Les capitalismes à l’épreuve de la pandémie

David Djaïz

"Je vous recommande le dernier ouvrage de Robert Boyer, qui est un économiste de l’école de la régulation, comme Michel Aglietta. Cette école a été tenue à l’écart par la science économique officielle, mais elle a été remise en selle par la crise financière d’abord, et par la pandémie ensuite. C’est une analyse qui mêle science économique, Histoire, théorie du droit et institutions. C’est un livre passionnant dans lequel Robert Boyer nous prédit un choc planétaire entre un capitalisme dominé par les plateformes et un autre, centré sur les Etats et dyes secteurs traditionnels de l’économie. Il se pose cette question, qui m’obsède aussi : y a-t-il une troisième voie ? Elle se rapprocherait de l’économie mixte ou de ce qu’on appelait pendant les Trente Glorieuses le capitalisme contractuel, et devrait évidemment faire une grande part à la transition écologique."
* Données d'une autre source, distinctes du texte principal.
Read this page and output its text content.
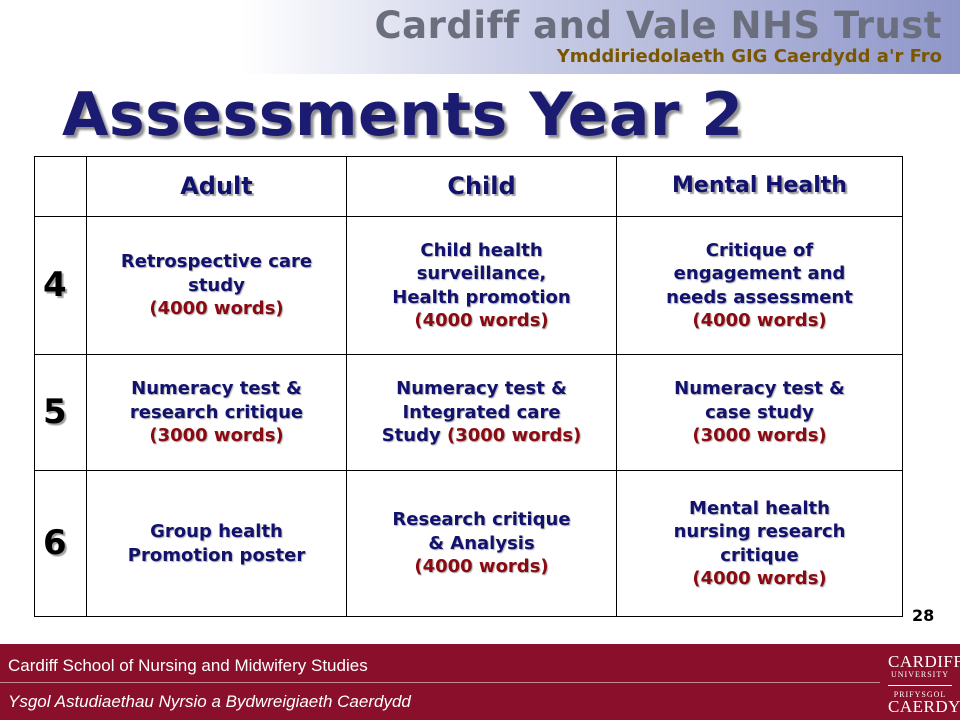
Cardiff and Vale NHS Trust
Ymddiriedolaeth GIG Caerdydd a'r Fro
Assessments Year 2
	Adult	Child	Mental Health
4	Retrospective care
study
(4000 words)	Child health
surveillance,
Health promotion
(4000 words)	Critique of
engagement and
needs assessment
(4000 words)

5	Numeracy test &
research critique
(3000 words)	Numeracy test &
Integrated care
Study (3000 words)	Numeracy test &
case study
(3000 words)

6	Group health
Promotion poster	Research critique
& Analysis
(4000 words)	Mental health
nursing research
critique
(4000 words)
28
Cardiff School of Nursing and Midwifery Studies
Ysgol Astudiaethau Nyrsio a Bydwreigiaeth Caerdydd
CARDIFF
UNIVERSITY
PRIFYSGOL
CAERDYD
Exposition « l’âge d’or de la peinture danoise »

Philippe Meyer

"La peinture danoise est une peinture de la lumière, celle qui est exposée en ce moment au petit Palais date du début du XIXème siècle, étrange période où le Danemark venait de subit quantité de défaites. En même temps, sa peinture est ici à son apogée. J’y suis allé avant les décisions sanitaires annoncées par le président, je ne sais donc pas ce qu’il en est en ce moment, mais pour moi la jauge était tout à fait agréable. C’est le moment d’en profiter."